My visit to Kelly Eastwood, Manager of River Cottage Australia Cooking School, starts in exactly the same way as all those who come for a day’s cooking class: sitting on the back verandah in Central Tilba, having coffee and breathing in the beauty of the morning.

A tour of the kitchen is next. Dressed for twelve students, it blends simplicity with technology. Six beautiful cream Kitchen Aids are spaced along the handsome wooden table, and there are metal tubs of spatulas, whisks and other equipment next to a cutting board, where two sharp chef’s knives rest. Clearly, action is to follow.

Five local teachers give regular hands-on classes. Renowned international master baker and CWA judge Nelleke Gorton from Tathra guides students through pastrymaking and baking; Tilba local and cheese expert Erica Dibden presents the cheesemaking course. Matt the Butcher gives the Nose to Tail class, taking a butchered pig and breaking it down, then leading workshop participants through the possibilities of butchering. Paul West, TV host of River Cottage, gives occasional classes based on River Cottage Australia recipes.

The ‘Cook with Kelly’ day is guided by seasonality, what Kelly finds at nearby markets and the produce growing at the school. As far as possible, ‘local’ is the byword, so the garlic and cheese pull apart bread will have garlic from the River Cottage garden, cheese from Erica, a duck ragu from a local duck, and rhubarb jam (to accompany the brioche donuts) from the garden. Eggs are collected daily from resident hens and Tilba Real Milk and its dense and luscious cream make regular appearances.

Kelly literally brings a world of experience to River Cottage Australia. A ‘life-changing’ experience in her twenties was her time at the world famous Ballymaloe Cookery School in County Cork, Ireland, with its hundred acre organic farm and gardens. She built on this international training by working as a chef for fourteen years on luxury super yachts across Europe, shopping in markets from Barcelona to St Tropez, a Cordon Bleu course in Sydney and a placement in Neil Perry’s Spice Temple, followed by work with well-known television food shows Master Chef and My Kitchen Rules.

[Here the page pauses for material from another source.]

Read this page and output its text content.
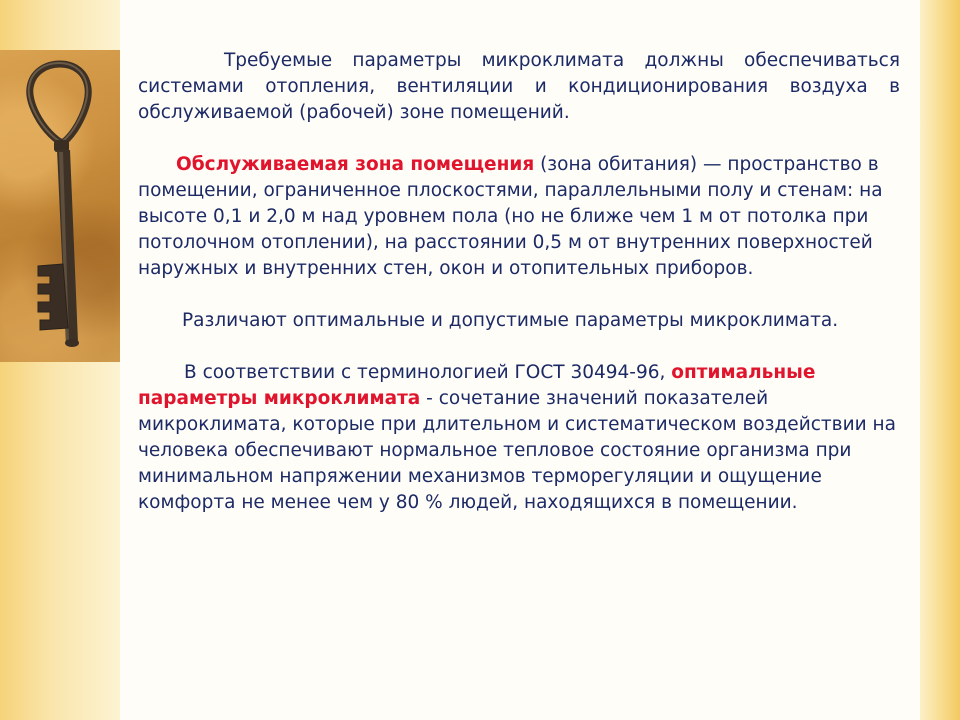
Требуемые параметры микроклимата должны обеспечиваться системами отопления, вентиляции и кондиционирования воздуха в обслуживаемой (рабочей) зоне помещений.

Обслуживаемая зона помещения (зона обитания) — пространство в помещении, ограниченное плоскостями, параллельными полу и стенам: на высоте 0,1 и 2,0 м над уровнем пола (но не ближе чем 1 м от потолка при потолочном отоплении), на расстоянии 0,5 м от внутренних поверхностей наружных и внутренних стен, окон и отопительных приборов.

Различают оптимальные и допустимые параметры микроклимата.

В соответствии с терминологией ГОСТ 30494-96, оптимальные параметры микроклимата - сочетание значений показателей микроклимата, которые при длительном и систематическом воздействии на человека обеспечивают нормальное тепловое состояние организма при минимальном напряжении механизмов терморегуляции и ощущение комфорта не менее чем у 80 % людей, находящихся в помещении.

As well as her own hands-on classes, as Manager, Kelly and her ‘dream team’: apprentice chef Suzie Julian-Bailey (‘Suz’), Jen Redmond, Rebecca Madden and Roger the farmhand ensure everything runs smoothly. Kelly plans and organises the lunches (a feature of each class, whatever the topic), is part of a regular local ABC Radio program on cooking, appears at regional events promoting the food of the South Coast, handles administration, publicity and whatever else needs to be done.

The classes, two each weekend, attract participants across Australia from as far away as Darwin, but more often from Canberra and Sydney, with locals occasionally attending. There is a balance of women and men – ‘men are drawn to the idea of living on a farm in a self-sufficient way, inspired by the show,’ Kelly says. ‘Participants come with different levels of knowledge – some none at all – and go away knowing a lot. As the only cooking school based on a TV show, it gives us a point of difference. Sometimes we have a mystery guest from the show, perhaps the beekeeper, or Darcy, an expert in animal husbandry. Whoever it is, they support our philosophy of understanding the foundations of food,’ Kelly says.

Together, we look out at Gulaga, the mountain that oversees this valley, and nearby, Frank, the proud father of seven baby ducklings, clucks anxiously. I tentatively ask if the duck in the ragu is from River Cottage. ‘Oh no!’, she exclaims. ‘They’re all characters on the show!’ And  Kelly, whose life before River Cottage Australia spanned the world, declares that in this job, this place, she is ‘chained to the gate’.